If you have a class without default constructor, you absolutely need to have an array, and you don't want to incur into the overhead of dynamic memory allocation, you can use an array of boost::optionals:

boost::optional<Foo> foos[4];  // Stack storage allocated but no objects 
                               // constructed (roughly equivalent to what 
                               // you get with vector<T>::reserve)

if(foos[2]) // Check if the third element has been constructed
{
     foos[2]->bar(); // Access members of Foo with arrow    
}

foos[1] = Foo(1, "a"); // Constructs the second element

foos[1].reset(); // Destroy second element (storage remains there though)

Unfortunately, you won't be able to pass this to a function expecting a true Foo[].

Answer 8

The issue has nothing to do with arrays at all.

When you default-initialize an object of class type, the default constructor is required. If your class has no default constructor, then you have no other choice but to supply an explicit initializer when creating objects of that class. That's all.
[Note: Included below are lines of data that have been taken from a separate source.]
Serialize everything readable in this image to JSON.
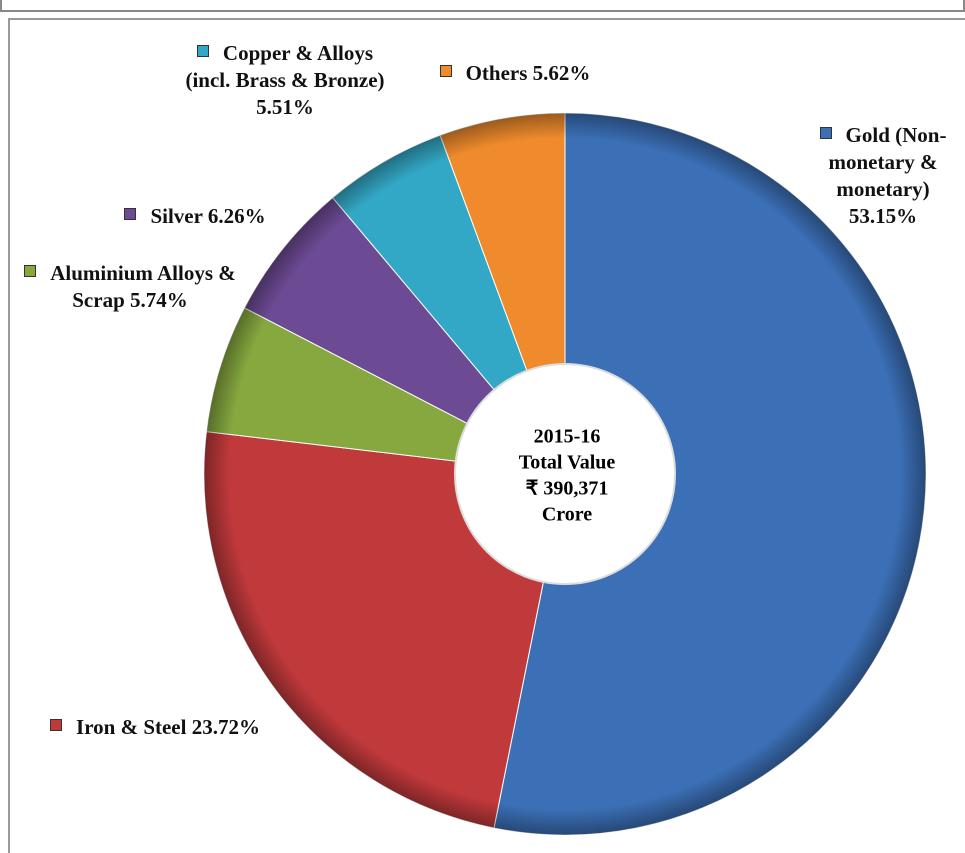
{
  "chart_data": {
    "type": "donut",
    "categories": [
      "Gold (Non-monetary & monetary)",
      "Iron & Steel",
      "Aluminium Alloys & Scrap",
      "Silver",
      "Copper & Alloys (incl. Brass & Bronze)",
      "Others"
    ],
    "values": [
      53.15,
      23.72,
      5.74,
      6.26,
      5.51,
      5.62
    ],
    "value_labels": [
      "53.15%",
      "23.72%",
      "5.74%",
      "6.26%",
      "5.51%",
      "5.62%"
    ],
    "colors": [
      "#3b6fb6",
      "#c0393b",
      "#86a83f",
      "#6c4a94",
      "#33a8c6",
      "#ef8b2c"
    ],
    "center_text": [
      "2015-16",
      "Total Value",
      "₹ 390,371",
      "Crore"
    ]
  }
}
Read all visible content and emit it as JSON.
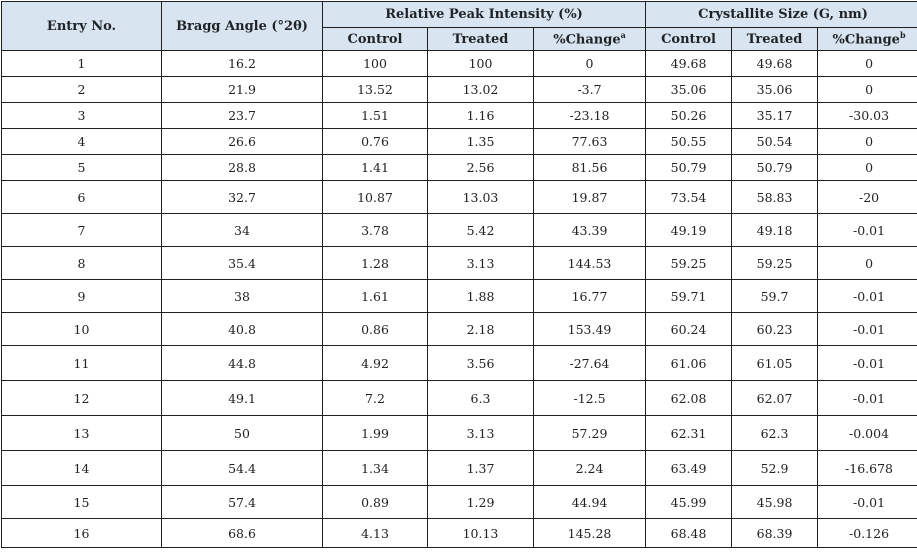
{
  "table": {
    "headers": {
      "entry": "Entry No.",
      "bragg": "Bragg Angle (°2θ)",
      "intensity_group": "Relative Peak Intensity (%)",
      "size_group": "Crystallite Size (G, nm)",
      "control": "Control",
      "treated": "Treated",
      "change": "%Change",
      "change_a_mark": "a",
      "change_b_mark": "b"
    },
    "rows": [
      {
        "entry": "1",
        "bragg": "16.2",
        "pi_control": "100",
        "pi_treated": "100",
        "pi_change": "0",
        "cs_control": "49.68",
        "cs_treated": "49.68",
        "cs_change": "0"
      },
      {
        "entry": "2",
        "bragg": "21.9",
        "pi_control": "13.52",
        "pi_treated": "13.02",
        "pi_change": "-3.7",
        "cs_control": "35.06",
        "cs_treated": "35.06",
        "cs_change": "0"
      },
      {
        "entry": "3",
        "bragg": "23.7",
        "pi_control": "1.51",
        "pi_treated": "1.16",
        "pi_change": "-23.18",
        "cs_control": "50.26",
        "cs_treated": "35.17",
        "cs_change": "-30.03"
      },
      {
        "entry": "4",
        "bragg": "26.6",
        "pi_control": "0.76",
        "pi_treated": "1.35",
        "pi_change": "77.63",
        "cs_control": "50.55",
        "cs_treated": "50.54",
        "cs_change": "0"
      },
      {
        "entry": "5",
        "bragg": "28.8",
        "pi_control": "1.41",
        "pi_treated": "2.56",
        "pi_change": "81.56",
        "cs_control": "50.79",
        "cs_treated": "50.79",
        "cs_change": "0"
      },
      {
        "entry": "6",
        "bragg": "32.7",
        "pi_control": "10.87",
        "pi_treated": "13.03",
        "pi_change": "19.87",
        "cs_control": "73.54",
        "cs_treated": "58.83",
        "cs_change": "-20"
      },
      {
        "entry": "7",
        "bragg": "34",
        "pi_control": "3.78",
        "pi_treated": "5.42",
        "pi_change": "43.39",
        "cs_control": "49.19",
        "cs_treated": "49.18",
        "cs_change": "-0.01"
      },
      {
        "entry": "8",
        "bragg": "35.4",
        "pi_control": "1.28",
        "pi_treated": "3.13",
        "pi_change": "144.53",
        "cs_control": "59.25",
        "cs_treated": "59.25",
        "cs_change": "0"
      },
      {
        "entry": "9",
        "bragg": "38",
        "pi_control": "1.61",
        "pi_treated": "1.88",
        "pi_change": "16.77",
        "cs_control": "59.71",
        "cs_treated": "59.7",
        "cs_change": "-0.01"
      },
      {
        "entry": "10",
        "bragg": "40.8",
        "pi_control": "0.86",
        "pi_treated": "2.18",
        "pi_change": "153.49",
        "cs_control": "60.24",
        "cs_treated": "60.23",
        "cs_change": "-0.01"
      },
      {
        "entry": "11",
        "bragg": "44.8",
        "pi_control": "4.92",
        "pi_treated": "3.56",
        "pi_change": "-27.64",
        "cs_control": "61.06",
        "cs_treated": "61.05",
        "cs_change": "-0.01"
      },
      {
        "entry": "12",
        "bragg": "49.1",
        "pi_control": "7.2",
        "pi_treated": "6.3",
        "pi_change": "-12.5",
        "cs_control": "62.08",
        "cs_treated": "62.07",
        "cs_change": "-0.01"
      },
      {
        "entry": "13",
        "bragg": "50",
        "pi_control": "1.99",
        "pi_treated": "3.13",
        "pi_change": "57.29",
        "cs_control": "62.31",
        "cs_treated": "62.3",
        "cs_change": "-0.004"
      },
      {
        "entry": "14",
        "bragg": "54.4",
        "pi_control": "1.34",
        "pi_treated": "1.37",
        "pi_change": "2.24",
        "cs_control": "63.49",
        "cs_treated": "52.9",
        "cs_change": "-16.678"
      },
      {
        "entry": "15",
        "bragg": "57.4",
        "pi_control": "0.89",
        "pi_treated": "1.29",
        "pi_change": "44.94",
        "cs_control": "45.99",
        "cs_treated": "45.98",
        "cs_change": "-0.01"
      },
      {
        "entry": "16",
        "bragg": "68.6",
        "pi_control": "4.13",
        "pi_treated": "10.13",
        "pi_change": "145.28",
        "cs_control": "68.48",
        "cs_treated": "68.39",
        "cs_change": "-0.126"
      }
    ]
  },
  "colors": {
    "header_bg": "#d8e4ef",
    "border": "#1f1f1f",
    "text": "#222222"
  }
}
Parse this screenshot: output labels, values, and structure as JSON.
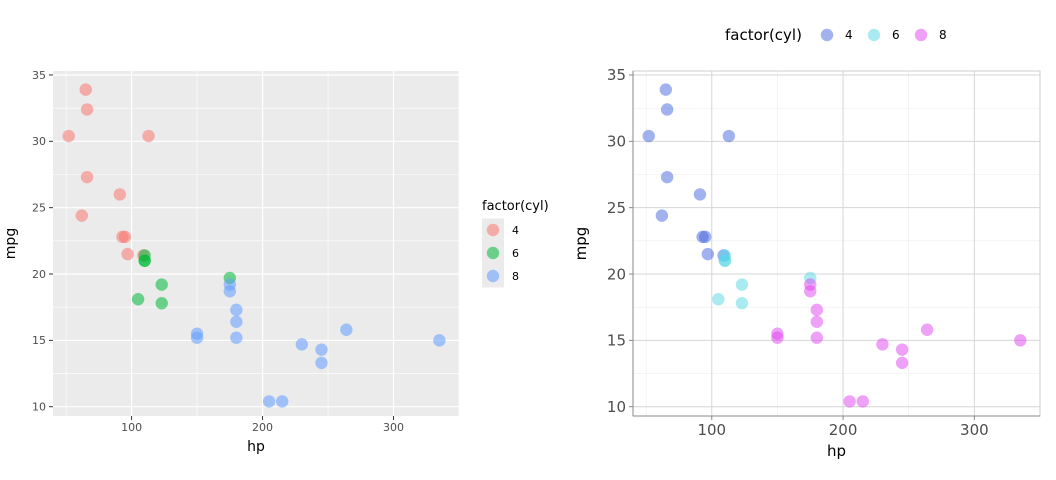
{
  "chart_data": [
    {
      "type": "scatter",
      "title": "",
      "xlabel": "hp",
      "ylabel": "mpg",
      "xlim": [
        40,
        350
      ],
      "ylim": [
        9.3,
        35.3
      ],
      "xticks": [
        100,
        200,
        300
      ],
      "yticks": [
        10,
        15,
        20,
        25,
        30,
        35
      ],
      "xtick_labels": [
        "100",
        "200",
        "300"
      ],
      "ytick_labels": [
        "10",
        "15",
        "20",
        "25",
        "30",
        "35"
      ],
      "theme": "gray",
      "grid": true,
      "legend": {
        "title": "factor(cyl)",
        "position": "right",
        "entries": [
          "4",
          "6",
          "8"
        ]
      },
      "series": [
        {
          "name": "4",
          "color": "#F8766D",
          "x": [
            93,
            62,
            95,
            66,
            52,
            65,
            97,
            66,
            91,
            113,
            109
          ],
          "y": [
            22.8,
            24.4,
            22.8,
            32.4,
            30.4,
            33.9,
            21.5,
            27.3,
            26.0,
            30.4,
            21.4
          ]
        },
        {
          "name": "6",
          "color": "#00BA38",
          "x": [
            110,
            110,
            110,
            105,
            123,
            123,
            175
          ],
          "y": [
            21.0,
            21.0,
            21.4,
            18.1,
            19.2,
            17.8,
            19.7
          ]
        },
        {
          "name": "8",
          "color": "#619CFF",
          "x": [
            175,
            245,
            180,
            180,
            180,
            205,
            215,
            230,
            150,
            150,
            245,
            175,
            264,
            335
          ],
          "y": [
            18.7,
            14.3,
            16.4,
            17.3,
            15.2,
            10.4,
            10.4,
            14.7,
            15.5,
            15.2,
            13.3,
            19.2,
            15.8,
            15.0
          ]
        }
      ]
    },
    {
      "type": "scatter",
      "title": "",
      "xlabel": "hp",
      "ylabel": "mpg",
      "xlim": [
        40,
        350
      ],
      "ylim": [
        9.3,
        35.3
      ],
      "xticks": [
        100,
        200,
        300
      ],
      "yticks": [
        10,
        15,
        20,
        25,
        30,
        35
      ],
      "xtick_labels": [
        "100",
        "200",
        "300"
      ],
      "ytick_labels": [
        "10",
        "15",
        "20",
        "25",
        "30",
        "35"
      ],
      "theme": "light",
      "grid": true,
      "legend": {
        "title": "factor(cyl)",
        "position": "top",
        "entries": [
          "4",
          "6",
          "8"
        ]
      },
      "series": [
        {
          "name": "4",
          "color": "#4466DD",
          "x": [
            93,
            62,
            95,
            66,
            52,
            65,
            97,
            66,
            91,
            113,
            109
          ],
          "y": [
            22.8,
            24.4,
            22.8,
            32.4,
            30.4,
            33.9,
            21.5,
            27.3,
            26.0,
            30.4,
            21.4
          ]
        },
        {
          "name": "6",
          "color": "#55D8E6",
          "x": [
            110,
            110,
            110,
            105,
            123,
            123,
            175
          ],
          "y": [
            21.0,
            21.0,
            21.4,
            18.1,
            19.2,
            17.8,
            19.7
          ]
        },
        {
          "name": "8",
          "color": "#DD44EE",
          "x": [
            175,
            245,
            180,
            180,
            180,
            205,
            215,
            230,
            150,
            150,
            245,
            175,
            264,
            335
          ],
          "y": [
            18.7,
            14.3,
            16.4,
            17.3,
            15.2,
            10.4,
            10.4,
            14.7,
            15.5,
            15.2,
            13.3,
            19.2,
            15.8,
            15.0
          ]
        }
      ]
    }
  ]
}
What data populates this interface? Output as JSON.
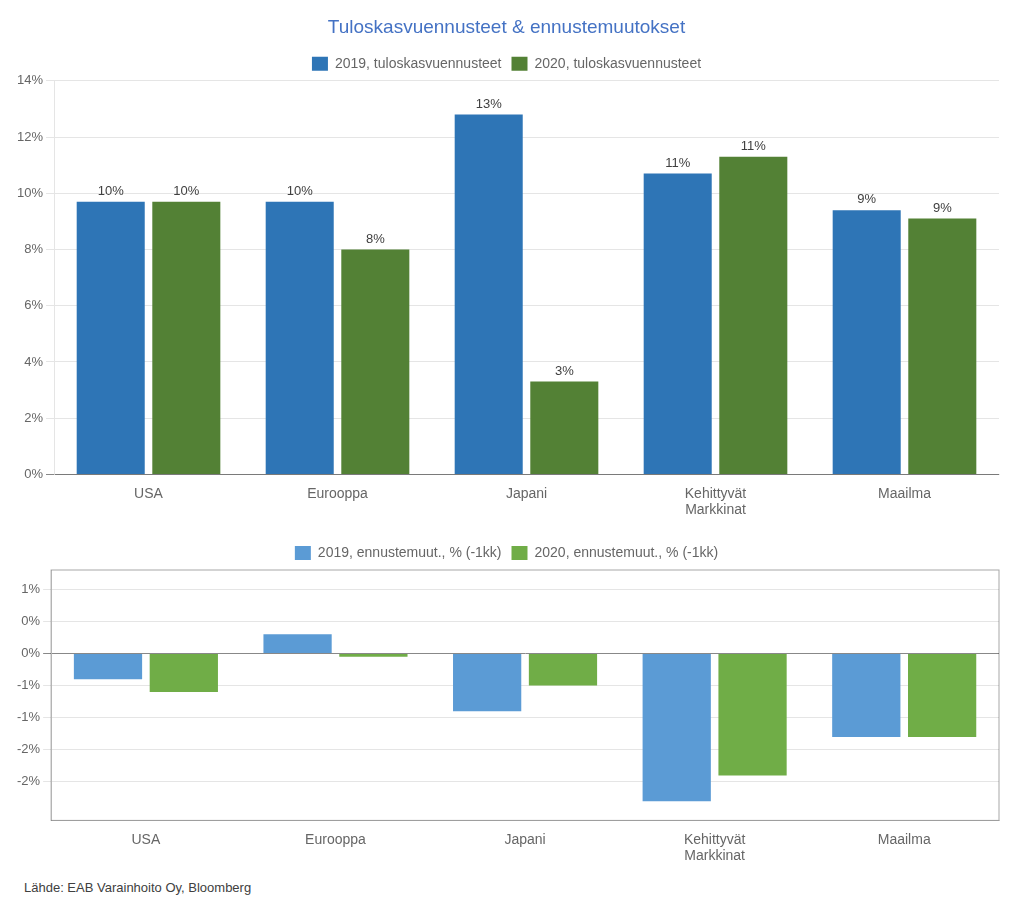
{
  "chart_data": [
    {
      "type": "bar",
      "title": "Tuloskasvuennusteet & ennustemuutokset",
      "categories": [
        "USA",
        "Eurooppa",
        "Japani",
        "Kehittyvät\nMarkkinat",
        "Maailma"
      ],
      "series": [
        {
          "name": "2019, tuloskasvuennusteet",
          "color": "#2E75B6",
          "values": [
            9.7,
            9.7,
            12.8,
            10.7,
            9.4
          ],
          "value_labels": [
            "10%",
            "10%",
            "13%",
            "11%",
            "9%"
          ]
        },
        {
          "name": "2020, tuloskasvuennusteet",
          "color": "#538135",
          "values": [
            9.7,
            8.0,
            3.3,
            11.3,
            9.1
          ],
          "value_labels": [
            "10%",
            "8%",
            "3%",
            "11%",
            "9%"
          ]
        }
      ],
      "ylim": [
        0,
        14
      ],
      "yticks": [
        {
          "value": 0,
          "label": "0%"
        },
        {
          "value": 2,
          "label": "2%"
        },
        {
          "value": 4,
          "label": "4%"
        },
        {
          "value": 6,
          "label": "6%"
        },
        {
          "value": 8,
          "label": "8%"
        },
        {
          "value": 10,
          "label": "10%"
        },
        {
          "value": 12,
          "label": "12%"
        },
        {
          "value": 14,
          "label": "14%"
        }
      ],
      "grid": true,
      "legend": "top",
      "data_labels": true
    },
    {
      "type": "bar",
      "categories": [
        "USA",
        "Eurooppa",
        "Japani",
        "Kehittyvät\nMarkkinat",
        "Maailma"
      ],
      "series": [
        {
          "name": "2019, ennustemuut., % (-1kk)",
          "color": "#5B9BD5",
          "values": [
            -0.4,
            0.3,
            -0.9,
            -2.3,
            -1.3
          ]
        },
        {
          "name": "2020, ennustemuut., % (-1kk)",
          "color": "#70AD47",
          "values": [
            -0.6,
            -0.05,
            -0.5,
            -1.9,
            -1.3
          ]
        }
      ],
      "ylim": [
        -2.6,
        1.3
      ],
      "yticks": [
        {
          "value": -2.0,
          "label": "-2%"
        },
        {
          "value": -1.5,
          "label": "-2%"
        },
        {
          "value": -1.0,
          "label": "-1%"
        },
        {
          "value": -0.5,
          "label": "-1%"
        },
        {
          "value": 0.0,
          "label": "0%"
        },
        {
          "value": 0.5,
          "label": "0%"
        },
        {
          "value": 1.0,
          "label": "1%"
        }
      ],
      "grid": true,
      "legend": "top",
      "annotations": [
        "Lähde: EAB Varainhoito Oy, Bloomberg"
      ]
    }
  ]
}
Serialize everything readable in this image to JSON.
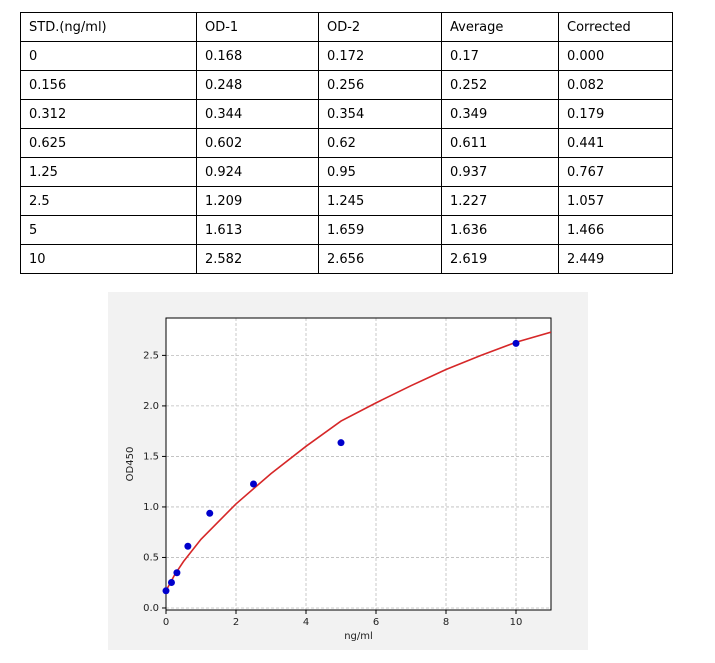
{
  "table": {
    "header": [
      "STD.(ng/ml)",
      "OD-1",
      "OD-2",
      "Average",
      "Corrected"
    ],
    "rows": [
      [
        "0",
        "0.168",
        "0.172",
        "0.17",
        "0.000"
      ],
      [
        "0.156",
        "0.248",
        "0.256",
        "0.252",
        "0.082"
      ],
      [
        "0.312",
        "0.344",
        "0.354",
        "0.349",
        "0.179"
      ],
      [
        "0.625",
        "0.602",
        "0.62",
        "0.611",
        "0.441"
      ],
      [
        "1.25",
        "0.924",
        "0.95",
        "0.937",
        "0.767"
      ],
      [
        "2.5",
        "1.209",
        "1.245",
        "1.227",
        "1.057"
      ],
      [
        "5",
        "1.613",
        "1.659",
        "1.636",
        "1.466"
      ],
      [
        "10",
        "2.582",
        "2.656",
        "2.619",
        "2.449"
      ]
    ]
  },
  "chart_data": {
    "type": "scatter",
    "xlabel": "ng/ml",
    "ylabel": "OD450",
    "x": [
      0,
      0.156,
      0.312,
      0.625,
      1.25,
      2.5,
      5,
      10
    ],
    "values": [
      0.17,
      0.252,
      0.349,
      0.611,
      0.937,
      1.227,
      1.636,
      2.619
    ],
    "color": "#0000cc",
    "fit": {
      "color": "#d62728",
      "x": [
        0,
        0.25,
        0.5,
        1,
        2,
        3,
        4,
        5,
        6,
        7,
        8,
        9,
        10,
        11
      ],
      "values": [
        0.17,
        0.33,
        0.46,
        0.68,
        1.03,
        1.33,
        1.6,
        1.85,
        2.03,
        2.2,
        2.36,
        2.5,
        2.63,
        2.73
      ]
    },
    "xlim": [
      0,
      11
    ],
    "ylim": [
      -0.02,
      2.87
    ],
    "xticks": [
      0,
      2,
      4,
      6,
      8,
      10
    ],
    "yticks": [
      {
        "value": 0,
        "label": "0.0"
      },
      {
        "value": 0.5,
        "label": "0.5"
      },
      {
        "value": 1,
        "label": "1.0"
      },
      {
        "value": 1.5,
        "label": "1.5"
      },
      {
        "value": 2,
        "label": "2.0"
      },
      {
        "value": 2.5,
        "label": "2.5"
      }
    ],
    "grid": true
  }
}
By declaring a non-default constructor in your class Foo, you disabled the implicit generation of the default one, so now you'll have to supply an initializer every time you create a Foo object, regardless of whether it is an array element or not.

This declaration

Foo f; // ERROR

is not an array, but it will not compile for the very same reason. In order for it to compile you'll have to supply an explicit initializer

Foo f(3); // OK

The same thing happens with array, except that in that case you have to supply an initializer for each element using the aggregate initializer syntax

Foo f[5] = { 1, 2, 3, 4, 5 };

Of course, if you end up in a context where aggregate initializer syntax is not allowed (in the current version of C++ standard), like constructor initializer list or new-expression, then you are indeed screwed. In such contexts the only way out is to provide the default constructor in array element type (as long as you stick with built-in arrays).

Answer 9

No it doesn't.

An array, in C/C++ is a block of memory. Creating an array is reserving that block. Creating the objects is "1. Allocating the space 2. Running the constructors on each block" So, if you have an object without a constructor, you can still make an array of it (since that object has a size and since memory understands "size").

In short, it doesn't make any difference whatsoever. You will be running the constructors as you create the objects to fill the array with, or as said previously, when you assign it to something (which in turn, allocates space, runs the constructor).